What's more important now is that I tell those same friends I can't get this sublimely melodic, perversely intelligent, musically just as fetching compact disc out of my player. The title is completely a misnomer: This doesn't sound like Funeral Music at all; it actually sounds like those a-little-too warm summer nights you spend hanging out with your friends at that park across from the KFC and the Richard Hugo House up on 11th, goofing and shit-talking and flirting and breaking each other's balls, and eventually getting a little too drunk and revealing a little too much and then throwing those Three Buck Chuck bottles (damn, I love Trader Joe's) at the Hugo House, laughing because literature has a "home," and then nearly passing out in the passenger side of your pal's car, but you drive up to Magnolia instead of back to your messy-ass apartment, and flip off all the people in the windows of those big fancy houses — who the fuck lives there?), and eventually you might throw up in your neighbor's yard, but it won't ruin the night at all, as you stagger inside.
The pleasuring melodies on this consistently delightful 11 song full-length disguise the great poetry and the really funny one-liners that jump out at you by the third or fourth play — it opens in the almost-stark "6 Foot Crest" with the image of "We built a house of shattered glass / The grommets growled as she rose." The intricate but accessible acoustic guitar picking and weird but subtle keyboard noise leads to non-ostentatious strings, a perfect surrealist back porch hymn, before falling into the great drum-driven minimalist dazzle rock of "On Film I Play Myself," which ends with the quirky image of "And in the wet cement I'm bathing/I feel Roman." These are lyrics that you expect from bands like (say, fro the hell of it) Slomo Rabbit Kick, and probably shouldn't work in such musically accessible material — yet here they are, joyfully bobbing like chewy tapioca balls at the bottom of sweet milk-rich bubble tea. (I like Avocado.)
The album seems to be at least half perfect cinematic-inspired folk-rock singles, and in a perfect world we'd for example be sick to death of hearing the emotionally rich "The Bees At Night" or the hilarious and devastating title track played incessantly on commercial radio. It's as if an on-fire Paul Simon were reincarnated with spare indie rock delicacy and no urge to exploit the Third World for his muse. Wait, Simon isn't dead yet.

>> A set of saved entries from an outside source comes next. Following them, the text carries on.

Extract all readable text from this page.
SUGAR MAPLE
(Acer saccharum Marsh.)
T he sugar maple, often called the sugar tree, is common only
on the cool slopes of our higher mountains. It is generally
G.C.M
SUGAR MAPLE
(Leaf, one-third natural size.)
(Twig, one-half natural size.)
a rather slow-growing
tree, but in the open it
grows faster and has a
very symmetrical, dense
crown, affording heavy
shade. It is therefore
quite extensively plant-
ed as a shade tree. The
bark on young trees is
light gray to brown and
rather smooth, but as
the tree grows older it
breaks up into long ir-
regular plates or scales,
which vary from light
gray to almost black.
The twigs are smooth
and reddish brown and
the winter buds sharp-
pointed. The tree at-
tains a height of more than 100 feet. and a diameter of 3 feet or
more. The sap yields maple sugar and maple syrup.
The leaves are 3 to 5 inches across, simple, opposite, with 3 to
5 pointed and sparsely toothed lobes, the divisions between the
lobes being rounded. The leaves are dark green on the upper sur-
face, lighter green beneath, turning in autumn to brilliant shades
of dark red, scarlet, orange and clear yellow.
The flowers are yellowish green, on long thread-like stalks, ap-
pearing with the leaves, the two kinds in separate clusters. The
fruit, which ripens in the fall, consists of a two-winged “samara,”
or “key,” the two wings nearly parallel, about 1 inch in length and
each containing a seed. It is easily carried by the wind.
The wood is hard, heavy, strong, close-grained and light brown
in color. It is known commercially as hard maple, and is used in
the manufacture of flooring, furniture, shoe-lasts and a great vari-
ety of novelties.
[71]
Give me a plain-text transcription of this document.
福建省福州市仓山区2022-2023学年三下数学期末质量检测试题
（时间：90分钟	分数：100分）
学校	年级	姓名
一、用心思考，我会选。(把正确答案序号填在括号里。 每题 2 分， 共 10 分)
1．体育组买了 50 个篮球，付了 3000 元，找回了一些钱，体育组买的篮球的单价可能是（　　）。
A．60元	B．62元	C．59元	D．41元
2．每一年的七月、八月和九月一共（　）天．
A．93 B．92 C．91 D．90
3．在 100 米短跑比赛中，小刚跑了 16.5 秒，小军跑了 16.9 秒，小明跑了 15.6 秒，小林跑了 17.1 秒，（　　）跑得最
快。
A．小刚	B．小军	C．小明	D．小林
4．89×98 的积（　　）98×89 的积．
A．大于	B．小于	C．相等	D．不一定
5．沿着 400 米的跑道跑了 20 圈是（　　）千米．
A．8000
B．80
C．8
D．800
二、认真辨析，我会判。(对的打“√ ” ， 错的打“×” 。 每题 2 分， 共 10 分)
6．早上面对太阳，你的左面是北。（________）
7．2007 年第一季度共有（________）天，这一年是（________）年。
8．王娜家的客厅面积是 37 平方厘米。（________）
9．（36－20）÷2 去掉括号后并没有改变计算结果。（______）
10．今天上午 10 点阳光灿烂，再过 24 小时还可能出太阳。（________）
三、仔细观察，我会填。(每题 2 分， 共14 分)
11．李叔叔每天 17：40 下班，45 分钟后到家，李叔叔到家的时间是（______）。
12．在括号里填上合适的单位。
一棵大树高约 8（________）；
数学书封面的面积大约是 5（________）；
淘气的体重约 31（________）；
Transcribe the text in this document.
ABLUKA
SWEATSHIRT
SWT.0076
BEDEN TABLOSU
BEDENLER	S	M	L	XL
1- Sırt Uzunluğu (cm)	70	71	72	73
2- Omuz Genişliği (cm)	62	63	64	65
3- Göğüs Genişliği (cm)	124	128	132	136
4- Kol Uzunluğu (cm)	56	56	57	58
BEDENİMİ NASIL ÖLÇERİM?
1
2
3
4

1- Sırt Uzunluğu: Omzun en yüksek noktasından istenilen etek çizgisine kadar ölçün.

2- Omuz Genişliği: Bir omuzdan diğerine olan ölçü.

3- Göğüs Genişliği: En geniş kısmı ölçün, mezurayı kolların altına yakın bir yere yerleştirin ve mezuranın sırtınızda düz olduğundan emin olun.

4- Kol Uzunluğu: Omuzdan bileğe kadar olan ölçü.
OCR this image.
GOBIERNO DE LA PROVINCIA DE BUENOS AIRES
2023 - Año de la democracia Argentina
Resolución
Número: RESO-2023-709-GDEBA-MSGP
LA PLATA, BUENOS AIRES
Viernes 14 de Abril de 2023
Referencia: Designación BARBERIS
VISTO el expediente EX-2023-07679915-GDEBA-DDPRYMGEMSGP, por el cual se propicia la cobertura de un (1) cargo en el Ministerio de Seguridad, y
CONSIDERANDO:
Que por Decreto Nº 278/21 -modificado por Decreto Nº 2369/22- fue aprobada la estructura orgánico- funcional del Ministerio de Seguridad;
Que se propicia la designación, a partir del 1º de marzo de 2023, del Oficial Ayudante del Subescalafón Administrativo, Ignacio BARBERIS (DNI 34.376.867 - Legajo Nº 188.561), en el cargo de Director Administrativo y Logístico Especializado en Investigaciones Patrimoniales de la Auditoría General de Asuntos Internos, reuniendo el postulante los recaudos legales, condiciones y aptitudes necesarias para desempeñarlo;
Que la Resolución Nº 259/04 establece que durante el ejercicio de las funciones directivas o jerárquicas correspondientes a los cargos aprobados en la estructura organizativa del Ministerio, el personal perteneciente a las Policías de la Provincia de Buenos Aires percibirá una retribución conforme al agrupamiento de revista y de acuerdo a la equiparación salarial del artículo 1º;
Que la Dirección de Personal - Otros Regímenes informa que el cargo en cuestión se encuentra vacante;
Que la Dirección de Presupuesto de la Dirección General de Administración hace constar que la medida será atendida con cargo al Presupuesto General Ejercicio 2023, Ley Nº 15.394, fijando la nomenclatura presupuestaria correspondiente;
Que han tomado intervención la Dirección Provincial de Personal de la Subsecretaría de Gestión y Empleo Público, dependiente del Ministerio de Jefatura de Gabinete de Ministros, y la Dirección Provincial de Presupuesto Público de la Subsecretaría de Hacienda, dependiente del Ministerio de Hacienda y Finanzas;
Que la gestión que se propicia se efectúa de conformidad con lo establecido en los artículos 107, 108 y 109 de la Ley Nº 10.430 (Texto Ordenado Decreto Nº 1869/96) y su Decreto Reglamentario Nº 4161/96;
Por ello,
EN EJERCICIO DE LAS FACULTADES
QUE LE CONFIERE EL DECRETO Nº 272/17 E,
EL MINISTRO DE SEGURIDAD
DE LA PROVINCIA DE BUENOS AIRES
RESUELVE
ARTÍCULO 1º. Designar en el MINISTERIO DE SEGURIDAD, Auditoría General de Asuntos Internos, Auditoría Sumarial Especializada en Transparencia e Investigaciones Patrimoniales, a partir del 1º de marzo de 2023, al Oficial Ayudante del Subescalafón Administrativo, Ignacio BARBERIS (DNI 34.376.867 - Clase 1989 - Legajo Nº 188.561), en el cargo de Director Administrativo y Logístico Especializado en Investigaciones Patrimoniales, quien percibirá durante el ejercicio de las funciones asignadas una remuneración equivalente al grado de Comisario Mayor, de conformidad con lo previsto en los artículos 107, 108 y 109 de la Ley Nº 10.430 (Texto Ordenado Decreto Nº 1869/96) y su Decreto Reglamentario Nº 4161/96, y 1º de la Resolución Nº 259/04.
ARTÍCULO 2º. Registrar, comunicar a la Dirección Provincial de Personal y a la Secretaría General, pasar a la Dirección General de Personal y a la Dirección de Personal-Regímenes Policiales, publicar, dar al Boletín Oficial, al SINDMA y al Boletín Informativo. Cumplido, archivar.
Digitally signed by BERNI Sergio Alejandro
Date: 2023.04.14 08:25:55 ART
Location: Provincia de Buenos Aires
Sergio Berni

The 28 year old Seely describes his sound as "space-folk songs for hard luck lovers," and whilst that is an amusing way of putting it, it's as deluding as the title of the album too — implying an experimentalism or darkness that is a very minor part of the structure here. This album sounds like it was a delight to make — that Seely got a kick out of writing the lines "A roach in the wine: time spent / If only sighs could pay the rent," or "If left to my own device / I find fault in all things nice" or especially "It's that look in your eyes / Picturing me dead when I am sleeping." But it also sounds like it was a lot of fun to create on all levels — cricket-percussion on the surly "Telephone," tight-little-keys-bass riffs on the closer "Fake What You Feel" — and you know, these lyrics would just be good writing if Seely's voice wasn't amazingly confident. And thge playing wasn't so completely spot-on.
His go around with a major label apparently gave him the hard knocks a smart guy sometimes need to figure out exactly what he wants to do with his art and his life — and with this humble but elegantly designed sound, he has succeeded at more than that.